I have the equation $4x^2+4x+4$ to factor. I know that need to start with $$(2x \quad )(2x \quad )$$ to make $4^2$, but I can't seem to factor the rest of the way. What should I do?

Answer 1

You could factor out the $4$ first: $$4x^2+4x+4=4(x^2+x+1)$$

And then factor $x^2+x+1$ using the quadratic formula.

Answer 2

The polynomial $4x^2+4x+4$ does not factor over the real numbers.

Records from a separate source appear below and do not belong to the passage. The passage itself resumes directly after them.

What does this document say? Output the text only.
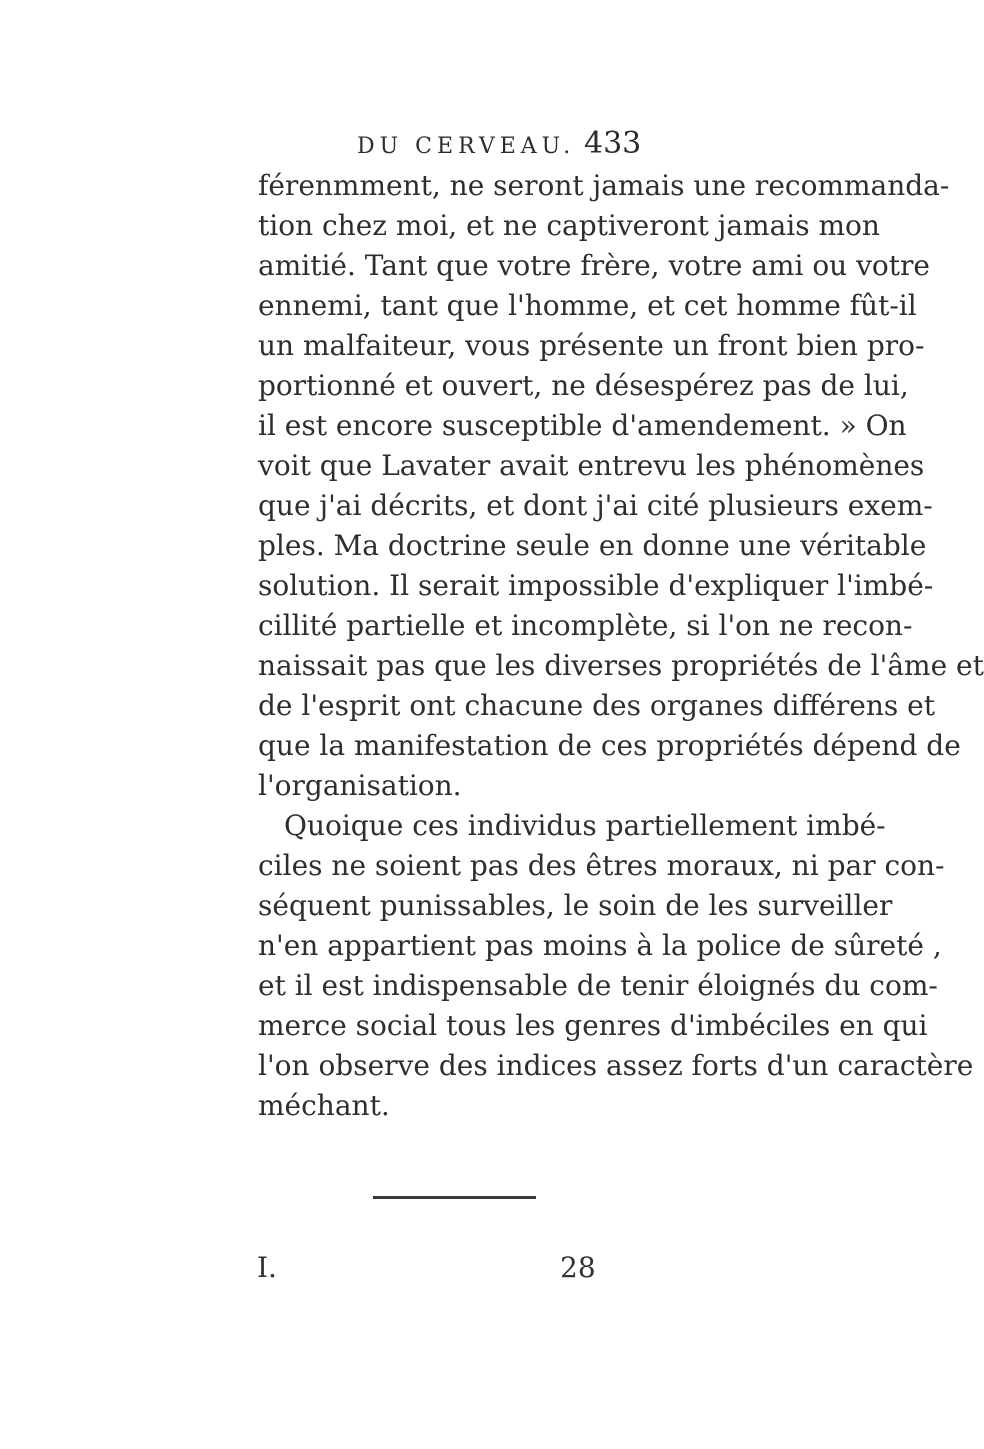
DU CERVEAU. 433
férenmment, ne seront jamais une recommanda-
tion chez moi, et ne captiveront jamais mon
amitié. Tant que votre frère, votre ami ou votre
ennemi, tant que l'homme, et cet homme fût-il
un malfaiteur, vous présente un front bien pro-
portionné et ouvert, ne désespérez pas de lui,
il est encore susceptible d'amendement. » On
voit que Lavater avait entrevu les phénomènes
que j'ai décrits, et dont j'ai cité plusieurs exem-
ples. Ma doctrine seule en donne une véritable
solution. Il serait impossible d'expliquer l'imbé-
cillité partielle et incomplète, si l'on ne recon-
naissait pas que les diverses propriétés de l'âme et
de l'esprit ont chacune des organes différens et
que la manifestation de ces propriétés dépend de
l'organisation.
Quoique ces individus partiellement imbé-
ciles ne soient pas des êtres moraux, ni par con-
séquent punissables, le soin de les surveiller
n'en appartient pas moins à la police de sûreté ,
et il est indispensable de tenir éloignés du com-
merce social tous les genres d'imbéciles en qui
l'on observe des indices assez forts d'un caractère
méchant.
I.	28
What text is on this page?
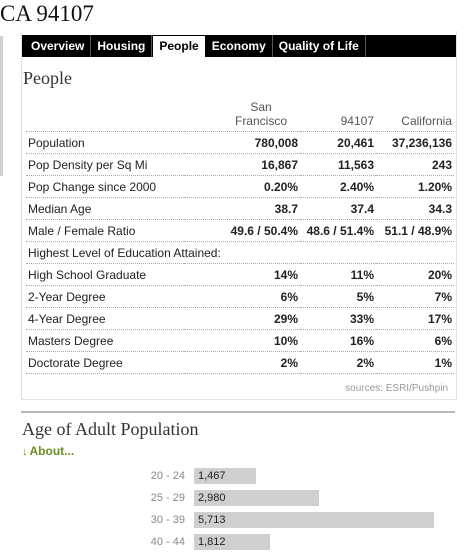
CA 94107
Overview	Housing	People	Economy	Quality of Life
People
	San Francisco	94107	California
Population	780,008	20,461	37,236,136
Pop Density per Sq Mi	16,867	11,563	243
Pop Change since 2000	0.20%	2.40%	1.20%
Median Age	38.7	37.4	34.3
Male / Female Ratio	49.6 / 50.4%	48.6 / 51.4%	51.1 / 48.9%
Highest Level of Education Attained:			
High School Graduate	14%	11%	20%
2-Year Degree	6%	5%	7%
4-Year Degree	29%	33%	17%
Masters Degree	10%	16%	6%
Doctorate Degree	2%	2%	1%
sources: ESRI/Pushpin
Age of Adult Population
↓ About...
20 - 24 1,467
25 - 29 2,980
30 - 39 5,713
40 - 44 1,812
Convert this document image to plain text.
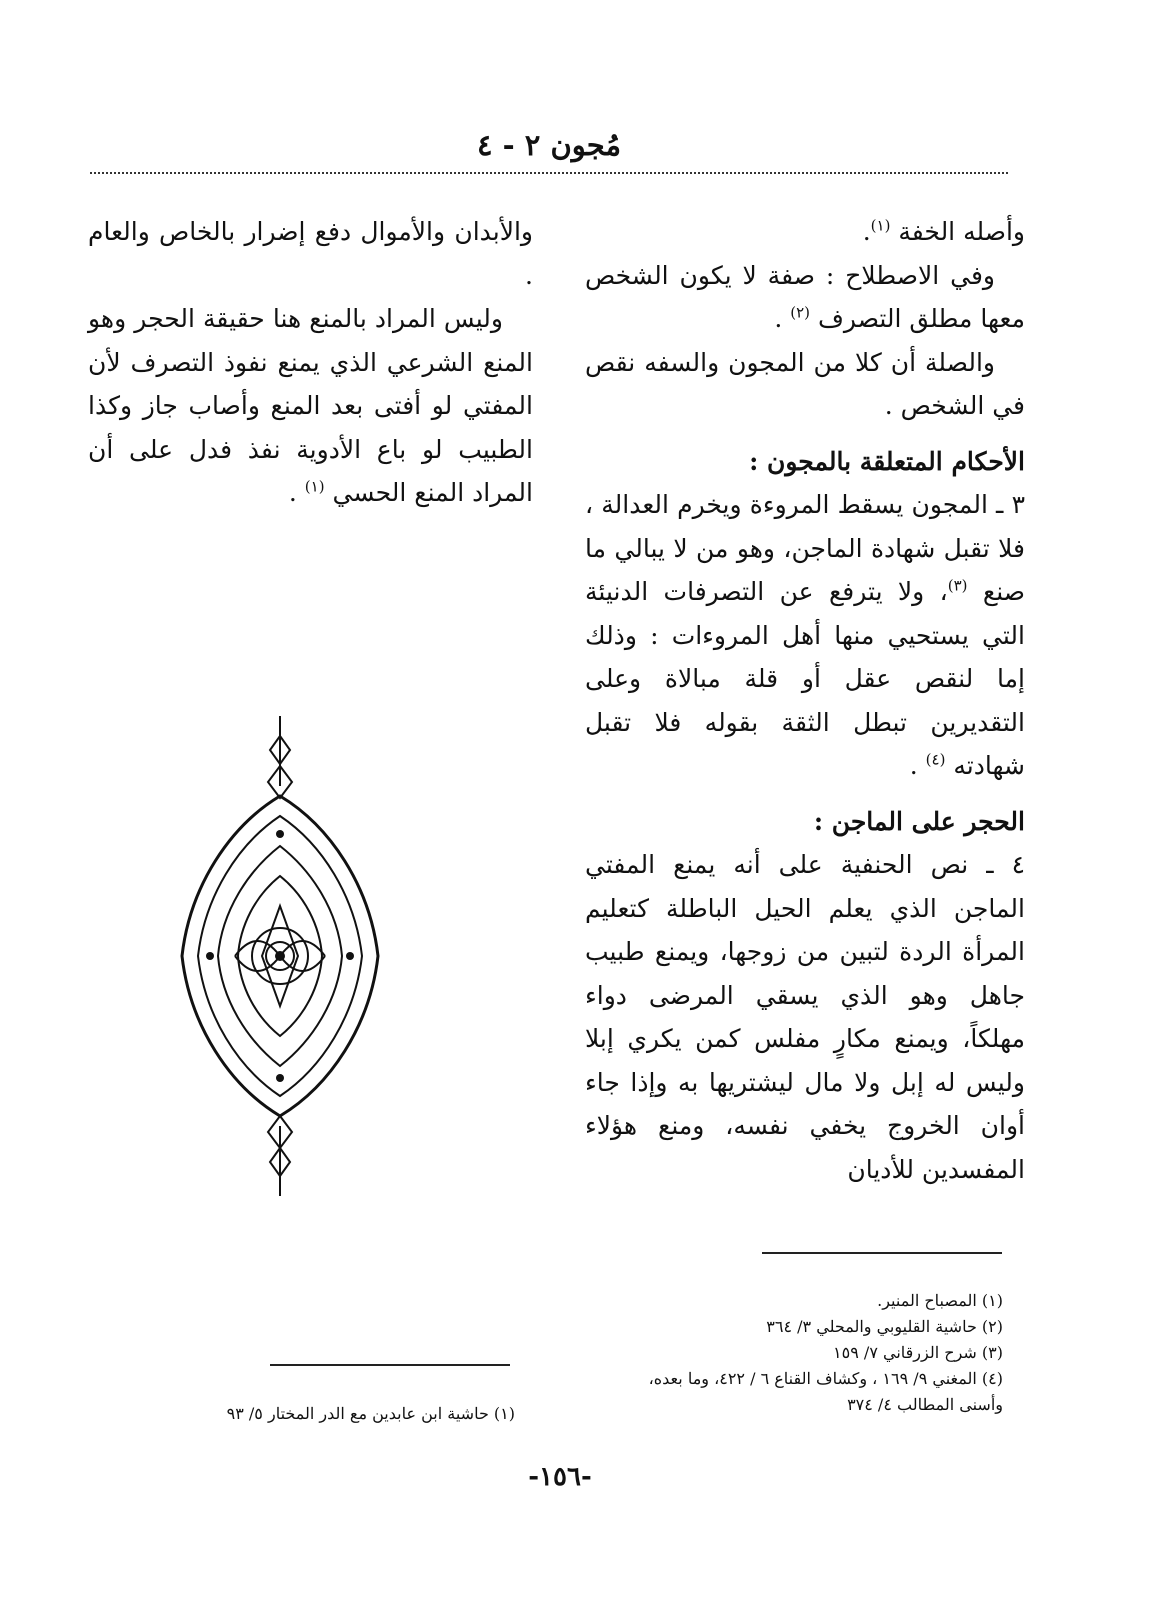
مُجون ٢ - ٤

وأصله الخفة $^{(١)}$.

وفي الاصطلاح : صفة لا يكون الشخص معها مطلق التصرف $^{(٢)}$ .

والصلة أن كلا من المجون والسفه نقص في الشخص .

الأحكام المتعلقة بالمجون :

٣ ـ المجون يسقط المروءة ويخرم العدالة ، فلا تقبل شهادة الماجن، وهو من لا يبالي ما صنع $^{(٣)}$، ولا يترفع عن التصرفات الدنيئة التي يستحيي منها أهل المروءات : وذلك إما لنقص عقل أو قلة مبالاة وعلى التقديرين تبطل الثقة بقوله فلا تقبل شهادته $^{(٤)}$ .

الحجر على الماجن :

٤ ـ نص الحنفية على أنه يمنع المفتي الماجن الذي يعلم الحيل الباطلة كتعليم المرأة الردة لتبين من زوجها، ويمنع طبيب جاهل وهو الذي يسقي المرضى دواء مهلكاً، ويمنع مكارٍ مفلس كمن يكري إبلا وليس له إبل ولا مال ليشتريها به وإذا جاء أوان الخروج يخفي نفسه، ومنع هؤلاء المفسدين للأديان

والأبدان والأموال دفع إضرار بالخاص والعام .

وليس المراد بالمنع هنا حقيقة الحجر وهو المنع الشرعي الذي يمنع نفوذ التصرف لأن المفتي لو أفتى بعد المنع وأصاب جاز وكذا الطبيب لو باع الأدوية نفذ فدل على أن المراد المنع الحسي $^{(١)}$ .

(١) المصباح المنير.
(٢) حاشية القليوبي والمحلي ٣/ ٣٦٤
(٣) شرح الزرقاني ٧/ ١٥٩
(٤) المغني ٩/ ١٦٩ ، وكشاف القناع ٦ / ٤٢٢، وما بعده،
وأسنى المطالب ٤/ ٣٧٤
(١) حاشية ابن عابدين مع الدر المختار ٥/ ٩٣
-١٥٦-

However if you apply the quadratic equation you can deduce that its roots are $$\frac{-4+\sqrt{16-64}}{2\cdot 4}=\frac{-1+\sqrt{-3}}{2}$$ and $$\frac{-4-\sqrt{16-64}}{2\cdot 4}=\frac{-1-\sqrt{-3}}{2}$$ so that the factorization of $4x^2+4x+4$ over the complex numbers is $$4\left(x-\frac{-1+\sqrt{-3}}{2}\right)\left(x-\frac{-1-\sqrt{-3}}{2}\right)$$ or rearranging slightly to fit the form you're looking for, $$\Bigl(2x-(-1+\sqrt{-3})\Bigr)\Bigl(2x-(-1-\sqrt{-3})\Bigr)$$

Answer 3

We have $$4x^2+4x+4=4(x^2+x+1)$$ Let's consider $$f(x)=x^2+x+1$$ $$x=\frac{-1\pm\sqrt{1^2-4(1)(1)}}{2}=\frac{-1\pm i\sqrt3}{2}$$ Thus we have $$4x^2+4x+4=4\left(x-\frac{-1+i\sqrt3}{2}\right)\left(x-\frac{-1-i\sqrt3}{2}\right)$$ $$=4\left(x+\frac{1-i\sqrt3}{2}\right)\left(x+\frac{1+i\sqrt3}{2}\right)$$ $$=\left(2x+1-i\sqrt3\right)\left(2x+1+i\sqrt3\right)$$

Answer 4

Yes, as mentioned above you get $4(x^2+x+1)$. However, if you set this to zero and try to solve for $x$ using the quadratic formula, you will get complex numbers for a solution.

Answer 5

Yes, you can factor out a = b = c, and solve for the root using the quadratic formula. In this instance, there are two non-real roots, as others have noted.